À l’approche de son audience prévue le 23 juillet prochain à la Cour de cassation en république démocratique du congo, l’ancien ministre de la Justice, Constant Mutamba, continue de susciter une vive inquiétude au sein de l’opinion publique quant à son état de santé. Des images récentes montrent un homme amaigri, visiblement affaibli, et qui nécessite des soins urgents.

Pendant ce temps, d’autres figures politiques, comme Nicolas Kazadi, ont bénéficié d’une évacuation sanitaire à l’étranger, alors même que celui-ci a reconnu publiquement avoir profité abusivement de l’argent public. Le contraste est choquant se désole les pro-mutamba.

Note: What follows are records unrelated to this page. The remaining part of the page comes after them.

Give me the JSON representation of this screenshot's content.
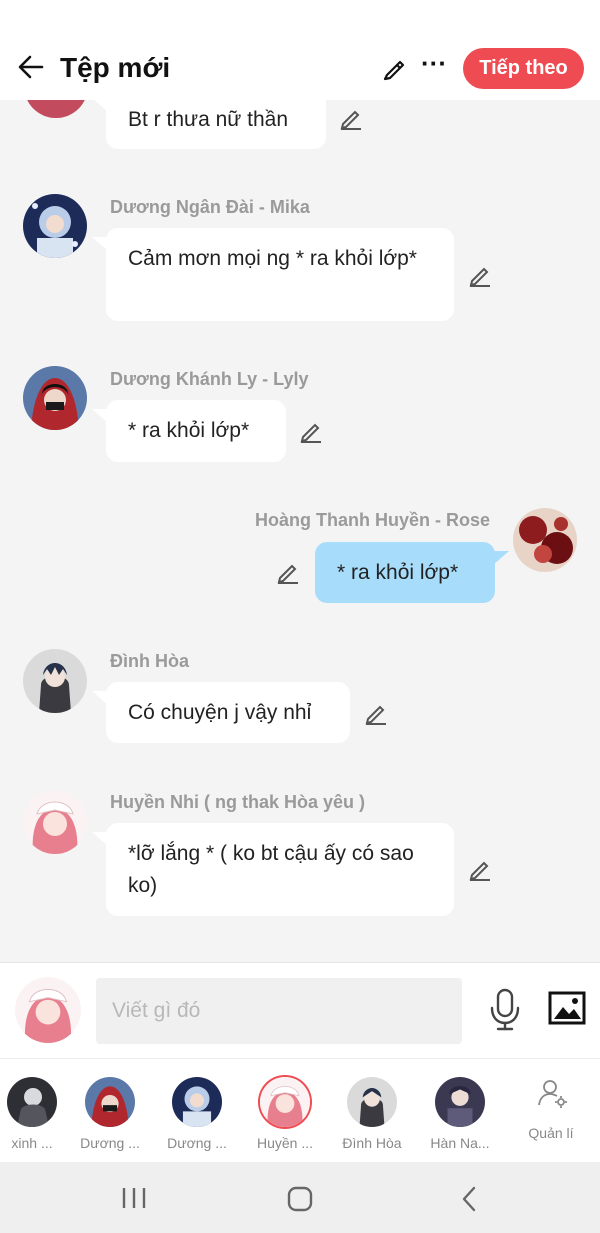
{
  "header": {
    "title": "Tệp mới",
    "next_label": "Tiếp theo",
    "more_label": "···"
  },
  "messages": [
    {
      "sender": "",
      "text": "Bt r thưa nữ thần",
      "side": "left"
    },
    {
      "sender": "Dương Ngân Đài - Mika",
      "text": "Cảm mơn mọi ng * ra khỏi lớp*",
      "side": "left"
    },
    {
      "sender": "Dương Khánh Ly - Lyly",
      "text": "* ra khỏi lớp*",
      "side": "left"
    },
    {
      "sender": "Hoàng Thanh Huyền - Rose",
      "text": "* ra khỏi lớp*",
      "side": "right"
    },
    {
      "sender": "Đình Hòa",
      "text": "Có chuyện j vậy nhỉ",
      "side": "left"
    },
    {
      "sender": "Huyền Nhi ( ng thak Hòa yêu )",
      "text": "*lỡ lắng * ( ko bt cậu ấy có sao ko)",
      "side": "left"
    }
  ],
  "composer": {
    "placeholder": "Viết gì đó"
  },
  "characters": [
    {
      "name": "xinh ..."
    },
    {
      "name": "Dương ..."
    },
    {
      "name": "Dương ..."
    },
    {
      "name": "Huyền ...",
      "selected": true
    },
    {
      "name": "Đình Hòa"
    },
    {
      "name": "Hàn Na..."
    }
  ],
  "manage_label": "Quản lí",
  "colors": {
    "accent": "#ef4b52",
    "my_bubble": "#a8dcfb",
    "other_bubble": "#ffffff",
    "background": "#f4f4f4"
  }
}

Depuis les États-Unis, le boyomais Joël Kabuya s’indigne :

En voyant les images de Constant Mutamba, qui peut douter qu’il est en mauvais état de santé ? Le garder ainsi au pays, c’est criminel. L’État doit autoriser sans délai son évacuation, surtout avant cette audience cruciale du 23 juillet avant que le pire n’arrive pas« 

Le cas Mutamba soulève la question d’un traitement judiciaire et humanitaire à deux vitesses. Le droit à la santé est un droit fondamental, y compris pour les personnes en détention. Retenir une évacuation médicale, malgré les signaux d’urgence, peut être considéré comme un traitement inhumain.

Ce n’est pas une faveur que nous demandons, mais c’est à la fois un devoir de la République et un Droit de Mutamba. La santé précède même le jugement. Ce serait inacceptable que Constant Mutamba se présente à la Cour dans un état physique aussi affaibli. Il y a urgence ! », insiste Kabuya.

Ce plaidoyer de Me Joël Kabuya intervient pendant que les juges de la Cour de cassation ont décidé de renvoyer au 23 juillet le procès de Constant Mutamba, poursuivi pour détournement des fonds alloués à la construction de la prison centrale de Kisangani. Ce renvoi, sollicité par la défense, vise à permettre aux avocats de mieux s’approprier le dossier et surtout à régulariser une procédure devenue chaotique en raison de l’état de santé du prévenu.